Em termos gerais, e analisando todos os países que participaram na análise, a Dinamarca continua no lugar cimeiro dos melhores pagadores, seguindo-se a Rússia (com 72,7%) e a Alemanha (que, com 72,3%, alcançou o bronze). Entre os piores pagadores a nível mundial estão a Nova Zelândia (com apenas 2,3% de organizações a cumprirem os prazos de pagamento), as Filipinas (que registam apenas 2,8%) e a Austrália (que não conseguiu ir além dos 3,5%). Entre os piores está a Tailândia (com 19,5% do tecido empresarial a pagar a horas) e também Portugal (que é considerado o quinto pior pagador neste estudo). Com as maiores percentagens de atrasos superiores a 90 dias, e assumindo-se como exemplos a não seguir, encontram-se a Grécia, Portugal e a Polónia.

Os resultados desta análise são o reflexo de que o tecido empresarial português está a trabalhar para cumprir os prazos de pagamento acordados com os fornecedores. As melhorias existem e demonstram que os esforços para recuperar da crise começam a ter resultados positivos. Contudo, importa não esquecer que Portugal continua a ser um dos piores pagadores, a nível europeu e mundial, revelando que existe ainda um longo caminho a percorrer no que respeita a este tema.


Espanha, França e Alemanha são bons exemplos a seguir

Espanha, França e a Alemanha são três dos principais destinos de exportações portuguesas, e foram analisados neste estudo. O facto de estes serem três dos principais pagadores a Portugal torna-os relevantes, já que deles sai uma grande quantia do dinheiro que tem o nosso país como destino.
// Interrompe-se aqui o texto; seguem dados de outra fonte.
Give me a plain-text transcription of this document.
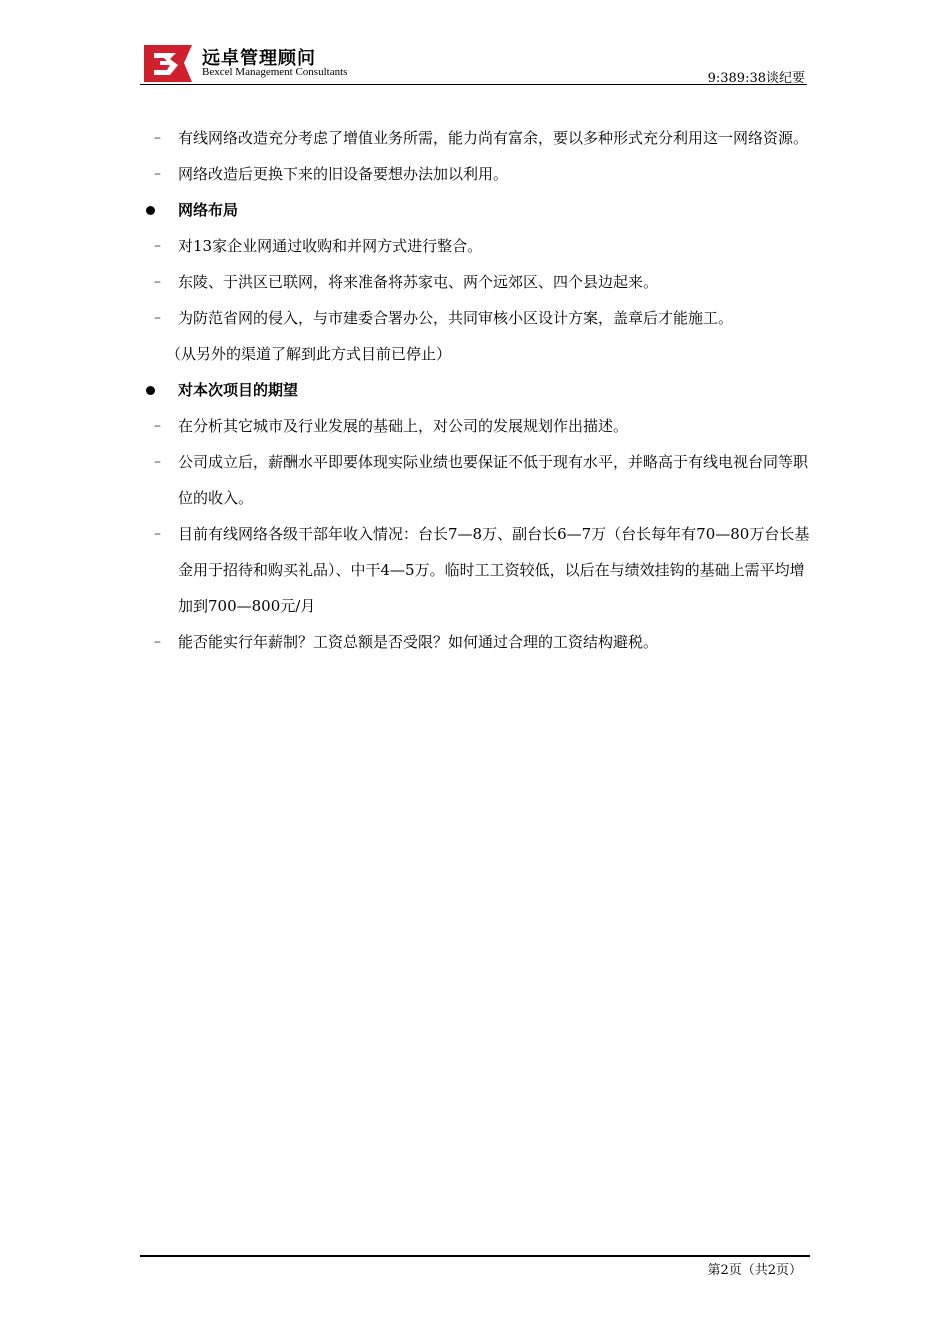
远卓管理顾问
Bexcel Management Consultants	9:389:38谈纪要
– 有线网络改造充分考虑了增值业务所需，能力尚有富余，要以多种形式充分利用这一网络资源。
– 网络改造后更换下来的旧设备要想办法加以利用。
网络布局
– 对13家企业网通过收购和并网方式进行整合。
– 东陵、于洪区已联网，将来准备将苏家屯、两个远郊区、四个县边起来。
– 为防范省网的侵入，与市建委合署办公，共同审核小区设计方案，盖章后才能施工。
（从另外的渠道了解到此方式目前已停止）
对本次项目的期望
– 在分析其它城市及行业发展的基础上，对公司的发展规划作出描述。
– 公司成立后，薪酬水平即要体现实际业绩也要保证不低于现有水平，并略高于有线电视台同等职位的收入。
– 目前有线网络各级干部年收入情况：台长7—8万、副台长6—7万（台长每年有70—80万台长基金用于招待和购买礼品）、中干4—5万。临时工工资较低，以后在与绩效挂钩的基础上需平均增加到700—800元/月
– 能否能实行年薪制？工资总额是否受限？如何通过合理的工资结构避税。
第2页（共2页）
Para além da Alemanha, que é considerada uma das nações mais cumpridoras deste estudo, também Espanha e França apresentam percentagens superiores à média europeia em termos de pagamentos atempados: 72,3%, 46,9% e 39,1%, respectivamente. Tal como em Portugal, quanto maior é a dimensão das empresas, menor é a tendência de serem respeitados os prazos de pagamentos, sendo as organizações mais pequenas aquelas que mais respeitam as datas acordadas nos três países – em Espanha, 55,1% de micro empresas e 46,9% de pequenas organizações são pontuais, em França, este comportamento é seguido por 46,1% de micro e 27,6% de pequenas empresas, e na Alemanha cerca de ¾ destas entidades cumprem os prazos.

Com 49,8% de organizações cumpridoras, o sector da Agricultura, Silvicultura, Caça e Pesca é aquele que, em Espanha revela ter o melhor desempenho, e com 34,3% a área dos Transportes e Distribuição é a que apresenta a menor percentagem de cumprimento de prazos. Já em França, é o sector da Construção (com 51,8%) que dá o bom exemplo, sendo as Indústrias Extractivas aquelas que, com apenas 24%, se assumem ser um modelo a não seguir. E nenhum destes ultrapassa os 77,2% de organizações dos Serviços Financeiros que, na Alemanha, pagam atempadamente, nem sequer os 68,3% das Indústrias Transformadoras, o sector pior classificado neste país.

Qualquer uma destas nações é um bom exemplo para Portugal, podendo ser um modelo a seguir pelo nosso país no que respeita à elevada percentagem de empresas que pagam atempadamente aos seus fornecedores.